Alle spirituellen Wege erstreben die Einheit. Im Hinduismus wird sie auch Moksha genannt – übersetzt: Freiheit –, und ist dort das Ziel des religiösen Strebens. Im Buddhismus ist das Ziel Nirvana und wird meist übersetzt als Erleuchtung, auch dort bezeichnet es das Einswerden oder Verschmelzen mit dem universellen Ganzen. Im Tantra ist der Begriff für die mystische Vereinigung Maithuna. Sie wird rituell geistig sowie auch körperlich vollzogen als sexuelle Vereinigung, ähnlich dem Hierosgamos im sumerischen Mesopotamien (dort zwischen Inanna und Dumuzi) und in anderen prähistorischen und auch in einigen historischen Kulturen. 

Im Tantra gehört aber auch die Entzweiung in zwei Gegenpole, den weiblichen und den männlichen, zum Heiligen, nicht nur die Einheit, denn das Leben schwingt immer zwischen Vielfalt und Einheit, Polarität und Einheit, Yin und Yang, dem weiblichen und dem männlichen Prinzip.

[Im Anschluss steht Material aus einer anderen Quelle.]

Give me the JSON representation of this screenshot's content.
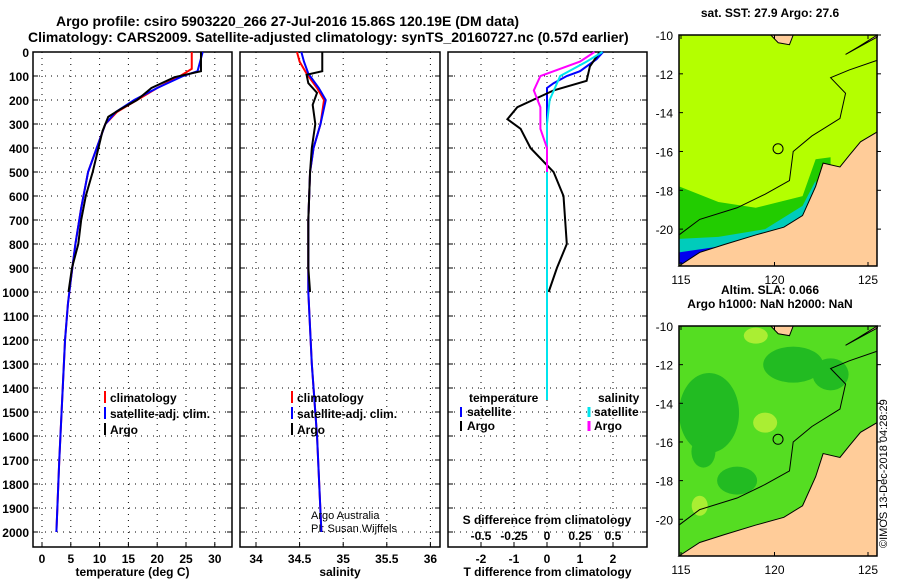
{
  "title_line1": "Argo profile: csiro 5903220_266 27-Jul-2016 15.86S 120.19E (DM data)",
  "title_line2": "Climatology: CARS2009. Satellite-adjusted climatology: synTS_20160727.nc (0.57d earlier)",
  "credit": "©IMOS 13-Dec-2018 04:28:29",
  "colors": {
    "argo": "#000000",
    "clim": "#ff0000",
    "sat": "#0000ff",
    "sat_s": "#00e5ee",
    "argo_s": "#ff00ff",
    "sst_bg": "#b4ff00",
    "land": "#ffcc99"
  },
  "chart_data": [
    {
      "type": "line",
      "name": "temperature",
      "xlabel": "temperature (deg C)",
      "xlim": [
        -2,
        32
      ],
      "ylim": [
        0,
        2050
      ],
      "xticks": [
        0,
        5,
        10,
        15,
        20,
        25,
        30
      ],
      "yticks": [
        0,
        100,
        200,
        300,
        400,
        500,
        600,
        700,
        800,
        900,
        1000,
        1100,
        1200,
        1300,
        1400,
        1500,
        1600,
        1700,
        1800,
        1900,
        2000
      ],
      "legend": [
        "climatology",
        "satellite-adj. clim.",
        "Argo"
      ],
      "series": [
        {
          "name": "climatology",
          "color": "clim",
          "points": [
            [
              26,
              0
            ],
            [
              26,
              70
            ],
            [
              24,
              100
            ],
            [
              20,
              150
            ],
            [
              16.5,
              200
            ],
            [
              13,
              250
            ],
            [
              11,
              300
            ],
            [
              9.5,
              400
            ],
            [
              8,
              500
            ],
            [
              6.8,
              650
            ],
            [
              5.8,
              800
            ],
            [
              5,
              950
            ],
            [
              4.5,
              1050
            ],
            [
              4,
              1200
            ],
            [
              3.4,
              1500
            ],
            [
              3,
              1700
            ],
            [
              2.5,
              2000
            ]
          ]
        },
        {
          "name": "satellite-adj. clim.",
          "color": "sat",
          "points": [
            [
              27.9,
              0
            ],
            [
              27,
              80
            ],
            [
              24.5,
              100
            ],
            [
              20,
              150
            ],
            [
              16,
              200
            ],
            [
              12.8,
              250
            ],
            [
              11,
              300
            ],
            [
              9.5,
              400
            ],
            [
              8,
              500
            ],
            [
              6.8,
              650
            ],
            [
              5.8,
              800
            ],
            [
              5,
              950
            ],
            [
              4.5,
              1050
            ],
            [
              4,
              1200
            ],
            [
              3.4,
              1500
            ],
            [
              3,
              1700
            ],
            [
              2.5,
              2000
            ]
          ]
        },
        {
          "name": "Argo",
          "color": "argo",
          "points": [
            [
              27.6,
              0
            ],
            [
              27.6,
              80
            ],
            [
              23,
              105
            ],
            [
              19,
              150
            ],
            [
              16.5,
              200
            ],
            [
              13.5,
              240
            ],
            [
              11.5,
              270
            ],
            [
              10.5,
              330
            ],
            [
              9.8,
              400
            ],
            [
              8.8,
              500
            ],
            [
              7.6,
              600
            ],
            [
              6.8,
              700
            ],
            [
              6.3,
              800
            ],
            [
              5.2,
              900
            ],
            [
              4.6,
              1000
            ]
          ]
        }
      ]
    },
    {
      "type": "line",
      "name": "salinity",
      "xlabel": "salinity",
      "xlim": [
        33.8,
        36.1
      ],
      "xticks": [
        34,
        34.5,
        35,
        35.5,
        36
      ],
      "legend": [
        "climatology",
        "satellite-adj. clim.",
        "Argo"
      ],
      "note1": "Argo Australia",
      "note2": "PI: Susan Wijffels",
      "series": [
        {
          "name": "climatology",
          "color": "clim",
          "points": [
            [
              34.47,
              0
            ],
            [
              34.5,
              40
            ],
            [
              34.58,
              90
            ],
            [
              34.7,
              150
            ],
            [
              34.78,
              200
            ],
            [
              34.74,
              300
            ],
            [
              34.66,
              400
            ],
            [
              34.62,
              500
            ],
            [
              34.6,
              700
            ],
            [
              34.6,
              1000
            ],
            [
              34.64,
              1300
            ],
            [
              34.7,
              1600
            ],
            [
              34.75,
              2000
            ]
          ]
        },
        {
          "name": "satellite-adj. clim.",
          "color": "sat",
          "points": [
            [
              34.52,
              0
            ],
            [
              34.55,
              40
            ],
            [
              34.6,
              90
            ],
            [
              34.72,
              150
            ],
            [
              34.8,
              200
            ],
            [
              34.74,
              300
            ],
            [
              34.66,
              400
            ],
            [
              34.62,
              500
            ],
            [
              34.6,
              700
            ],
            [
              34.6,
              1000
            ],
            [
              34.64,
              1300
            ],
            [
              34.7,
              1600
            ],
            [
              34.75,
              2000
            ]
          ]
        },
        {
          "name": "Argo",
          "color": "argo",
          "points": [
            [
              34.76,
              0
            ],
            [
              34.76,
              80
            ],
            [
              34.58,
              95
            ],
            [
              34.6,
              130
            ],
            [
              34.7,
              170
            ],
            [
              34.65,
              220
            ],
            [
              34.68,
              300
            ],
            [
              34.64,
              400
            ],
            [
              34.62,
              500
            ],
            [
              34.6,
              700
            ],
            [
              34.6,
              900
            ],
            [
              34.62,
              1000
            ]
          ]
        }
      ]
    },
    {
      "type": "line",
      "name": "difference",
      "xlabel": "T difference from climatology",
      "x2label": "S difference from climatology",
      "xlim": [
        -3,
        3
      ],
      "xticks": [
        -2,
        -1,
        0,
        1,
        2
      ],
      "x2ticks": [
        "-0.5",
        "-0.25",
        "0",
        "0.25",
        "0.5"
      ],
      "legend_t": {
        "head": "temperature",
        "items": [
          "satellite",
          "Argo"
        ]
      },
      "legend_s": {
        "head": "salinity",
        "items": [
          "satellite",
          "Argo"
        ]
      },
      "series": [
        {
          "name": "T satellite",
          "color": "sat",
          "points": [
            [
              1.7,
              0
            ],
            [
              1.5,
              30
            ],
            [
              1.0,
              80
            ],
            [
              0.6,
              100
            ],
            [
              0.2,
              130
            ],
            [
              0,
              150
            ],
            [
              0,
              300
            ],
            [
              0,
              600
            ],
            [
              0,
              1000
            ],
            [
              0,
              1450
            ]
          ]
        },
        {
          "name": "T Argo",
          "color": "argo",
          "points": [
            [
              1.6,
              0
            ],
            [
              1.3,
              60
            ],
            [
              1.2,
              120
            ],
            [
              0.2,
              160
            ],
            [
              -0.9,
              230
            ],
            [
              -1.2,
              280
            ],
            [
              -0.8,
              320
            ],
            [
              -0.5,
              400
            ],
            [
              0.2,
              500
            ],
            [
              0.5,
              600
            ],
            [
              0.55,
              700
            ],
            [
              0.6,
              800
            ],
            [
              0.3,
              900
            ],
            [
              0.05,
              1000
            ]
          ]
        },
        {
          "name": "S satellite",
          "color": "sat_s",
          "points": [
            [
              0.42,
              0
            ],
            [
              0.3,
              40
            ],
            [
              0.1,
              100
            ],
            [
              0.02,
              200
            ],
            [
              0,
              300
            ],
            [
              0,
              600
            ],
            [
              0,
              1000
            ],
            [
              0,
              1450
            ]
          ]
        },
        {
          "name": "S Argo",
          "color": "argo_s",
          "points": [
            [
              0.36,
              0
            ],
            [
              0.25,
              40
            ],
            [
              -0.05,
              100
            ],
            [
              -0.1,
              160
            ],
            [
              -0.05,
              230
            ],
            [
              -0.05,
              320
            ],
            [
              0,
              400
            ],
            [
              0,
              500
            ]
          ]
        }
      ]
    }
  ],
  "map1": {
    "title": "sat. SST: 27.9 Argo: 27.6",
    "lat_ticks": [
      "-10",
      "-12",
      "-14",
      "-16",
      "-18",
      "-20"
    ],
    "lon_ticks": [
      "115",
      "120",
      "125"
    ]
  },
  "map2": {
    "title1": "Altim. SLA: 0.066",
    "title2": "Argo h1000: NaN h2000: NaN",
    "lat_ticks": [
      "-10",
      "-12",
      "-14",
      "-16",
      "-18",
      "-20"
    ],
    "lon_ticks": [
      "115",
      "120",
      "125"
    ]
  }
}
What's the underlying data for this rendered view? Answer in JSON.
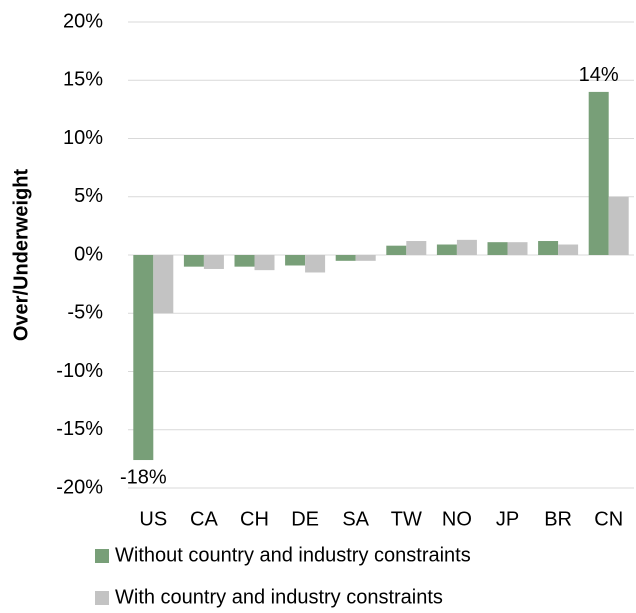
{
  "chart_data": {
    "type": "bar",
    "y_axis_label": "Over/Underweight",
    "categories": [
      "US",
      "CA",
      "CH",
      "DE",
      "SA",
      "TW",
      "NO",
      "JP",
      "BR",
      "CN"
    ],
    "series": [
      {
        "name": "Without country and industry constraints",
        "color": "#789f78",
        "values": [
          -17.6,
          -1.0,
          -1.0,
          -0.9,
          -0.5,
          0.8,
          0.9,
          1.1,
          1.2,
          14.0
        ],
        "value_labels": [
          "-18%",
          null,
          null,
          null,
          null,
          null,
          null,
          null,
          null,
          "14%"
        ]
      },
      {
        "name": "With country and industry constraints",
        "color": "#c3c3c3",
        "values": [
          -5.0,
          -1.2,
          -1.3,
          -1.5,
          -0.5,
          1.2,
          1.3,
          1.1,
          0.9,
          5.0
        ]
      }
    ],
    "ylim": [
      -20,
      20
    ],
    "yticks": [
      {
        "value": -20,
        "label": "-20%"
      },
      {
        "value": -15,
        "label": "-15%"
      },
      {
        "value": -10,
        "label": "-10%"
      },
      {
        "value": -5,
        "label": "-5%"
      },
      {
        "value": 0,
        "label": "0%"
      },
      {
        "value": 5,
        "label": "5%"
      },
      {
        "value": 10,
        "label": "10%"
      },
      {
        "value": 15,
        "label": "15%"
      },
      {
        "value": 20,
        "label": "20%"
      }
    ],
    "grid": true
  }
}
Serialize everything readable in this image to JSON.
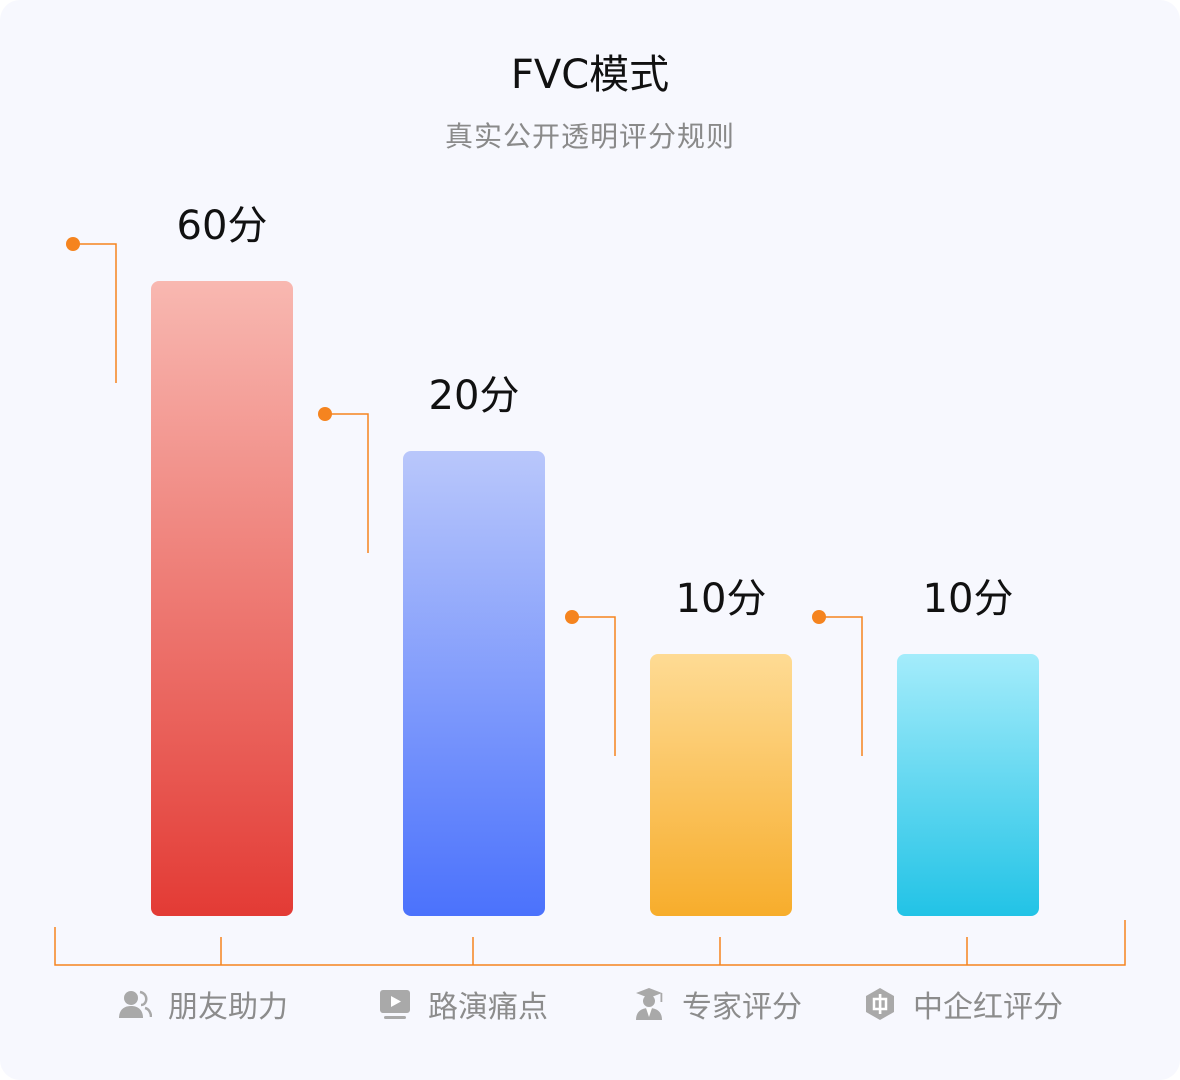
{
  "title": "FVC模式",
  "subtitle": "真实公开透明评分规则",
  "colors": {
    "accent_orange": "#f5841f",
    "label_text": "#8c8c8c",
    "value_text": "#111111",
    "background": "#f7f8fe"
  },
  "chart_data": {
    "type": "bar",
    "categories": [
      "朋友助力",
      "路演痛点",
      "专家评分",
      "中企红评分"
    ],
    "values": [
      60,
      20,
      10,
      10
    ],
    "value_labels": [
      "60分",
      "20分",
      "10分",
      "10分"
    ],
    "icons": [
      "user-group-icon",
      "play-video-icon",
      "graduate-icon",
      "hexagon-logo-icon"
    ],
    "bar_colors": [
      {
        "from": "#f8b8b1",
        "to": "#e33b35"
      },
      {
        "from": "#b9c7fb",
        "to": "#4b72fc"
      },
      {
        "from": "#fedb94",
        "to": "#f7ad2c"
      },
      {
        "from": "#a4ecfb",
        "to": "#22c3e6"
      }
    ],
    "title": "FVC模式",
    "subtitle": "真实公开透明评分规则",
    "xlabel": "",
    "ylabel": "",
    "grid": false,
    "legend": "none"
  }
}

Wenn wir einander im Tantra also als Gott und Göttin, Shiva und Shakti begrüßen, entsprechend den höchsten Gottheiten des hinduistischen Tantra, heißt das nicht, wir seien nun größenwahnsinnig geworden oder gottgläubig in irgend einem naiven Sinn. Wir hören dabei nicht auf, unser Gegenüber in seiner einzigartigen weltlichen Persönlichkeit wahrzunehmen, quasi versetzt in ein Disneyland von Göttern auf Erden, sondern wir verehren dabei den essentiellen Kern des Menschseins im anderen (beim Namasté), beziehungsweise den des Weiblichen und Männlichen im anderen (beim tantrischen Gruß). Wir anerkennen und wertschätzen diesen Kern, wir verehren ihn sogar. Sie ist immer noch die Petra und er der Wilfried, das leugnet oder missachtet dieser tantrische Gruß nicht, aber er sieht im Anderen nun nicht mehr nur die Person, das Persönliche, Individuelle, sondern auch den Archetyp, für den sie steht: das Weibliche, Männliche, Menschliche, Lebendige. Religiös ausgedrückt: das Göttliche. 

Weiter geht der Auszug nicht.